Kathrine Varnes, "Her Ex-Husband’s Choir in Seven Voices" and “Job Search:  On the 56th Day of Year Three”

Biographical Note

            Kathrine Varnes recently moved from Delaware to Columbia, Missouri, where she teaches, writes, and gardens.  Her poems and essays have appeared most recently in Slant, Poet Lore, College English, Antipodas, and After New Formalism.  In August 2000, she was featured on the Poet of the Month site edited by Mark Jarman and John Canaday (http://members.aol.com/poetrynet/month/)

 

Donald Mace Williams, "Wind"

Biographical Note

Donald Mace Williams is a retired newspaper reporter and editor. He lives in Canyon, Texas, where in the early 1970s he taught English at what is now West Texas A&M University.
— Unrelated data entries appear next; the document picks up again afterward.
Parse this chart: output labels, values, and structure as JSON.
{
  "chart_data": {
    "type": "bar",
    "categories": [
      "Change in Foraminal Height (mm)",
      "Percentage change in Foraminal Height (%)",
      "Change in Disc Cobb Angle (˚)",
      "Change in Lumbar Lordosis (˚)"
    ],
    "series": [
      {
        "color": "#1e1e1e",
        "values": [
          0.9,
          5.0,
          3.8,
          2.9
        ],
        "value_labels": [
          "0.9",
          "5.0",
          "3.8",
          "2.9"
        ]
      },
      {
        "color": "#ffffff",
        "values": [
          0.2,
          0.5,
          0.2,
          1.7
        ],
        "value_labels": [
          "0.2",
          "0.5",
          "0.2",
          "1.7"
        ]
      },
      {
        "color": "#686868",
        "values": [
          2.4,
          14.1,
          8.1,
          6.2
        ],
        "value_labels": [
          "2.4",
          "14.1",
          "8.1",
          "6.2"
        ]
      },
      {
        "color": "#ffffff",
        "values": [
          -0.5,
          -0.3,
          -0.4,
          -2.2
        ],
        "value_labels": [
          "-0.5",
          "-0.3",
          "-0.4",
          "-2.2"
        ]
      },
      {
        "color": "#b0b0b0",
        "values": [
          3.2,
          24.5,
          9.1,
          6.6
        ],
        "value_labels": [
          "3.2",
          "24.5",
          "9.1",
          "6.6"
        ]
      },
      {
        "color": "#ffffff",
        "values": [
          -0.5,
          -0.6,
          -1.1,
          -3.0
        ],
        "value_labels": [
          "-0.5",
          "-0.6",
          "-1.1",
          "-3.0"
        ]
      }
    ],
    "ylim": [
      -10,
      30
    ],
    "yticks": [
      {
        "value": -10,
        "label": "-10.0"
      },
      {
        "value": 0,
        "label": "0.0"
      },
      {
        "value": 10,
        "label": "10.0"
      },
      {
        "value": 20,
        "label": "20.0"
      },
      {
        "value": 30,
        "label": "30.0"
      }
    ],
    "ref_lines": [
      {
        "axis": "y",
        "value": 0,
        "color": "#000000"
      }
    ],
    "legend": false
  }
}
He is the author of Interlude in Umbarger: Italian POWs and a Texas Church, and his poems have been published in Western Humanities Review and North Dakota Review.

 

Carolyne Wright, "Last Dream in Peru"

 Biographical Note

            Carolyne Wright’s new collection, Seasons of Mangoes and Brainfire, won the 1999 Blue Lynx House Press (selected by Yusef Komunyakaa), and was published by Lunx House Press in 2000.  Other titles include Premonitions of an Uneasy Guest (AWP Award Series) and From a White Woman’s Journal (Water Mark); a collection of essays, A Choice of Fidelities: Lectures and Readings from a Writer’s Life; and three volumes of poetry in translation from Spanish to Bengali.  Wright is working on an investigative memoir of her experiences in Chile during the presidency of Salvador Allende, The Road to Isla Negra, which has received the PEN/Jerard Fund Award and the Crossing Boundaries Award from International Quarterly.  Wright has received awards from the National Endowment for the Arts, the Poetry Society of America, and the New York State Council on the Arts.  In 2000-2001, she is serving as Writer-in-Residence at the University of Central Oklahoma.

 

Photography

 John Hodges, “Holding Things” 

Boy Holding Basketball with Two Hands

     In Chicago I thought, What's Chicago if I don't see the South Side, so I took the train, got off, walked across a lot and asked this boy if I could take his picture.  He didn't say anything, but stood like that frozen.  As I walked down another street, a police officer pulled over and shook his head.  Get in, he said and drove me to the city, pointing out the El Rukin gang house along the way.  It was neatly-shaped with moons and stars on it, and the cop said, You're lucky, this favor, he said.  He didn't want to help me out on an ambulance call which was where I was heading.

 Biographical Note

            John Hodges has published photographs and fiction in various journals, including Apalachee Quarterly, Alabama Literary Review, Witness, Coe Review, New Stone Circle, and Contact Sheet.  He currently attends Florida State University as a graduate student in creative writing.  His story, “Filet Mignon,” will appear in an upcoming issue of Mississippi Mud, which will include a CD-ROM on which he reads his story.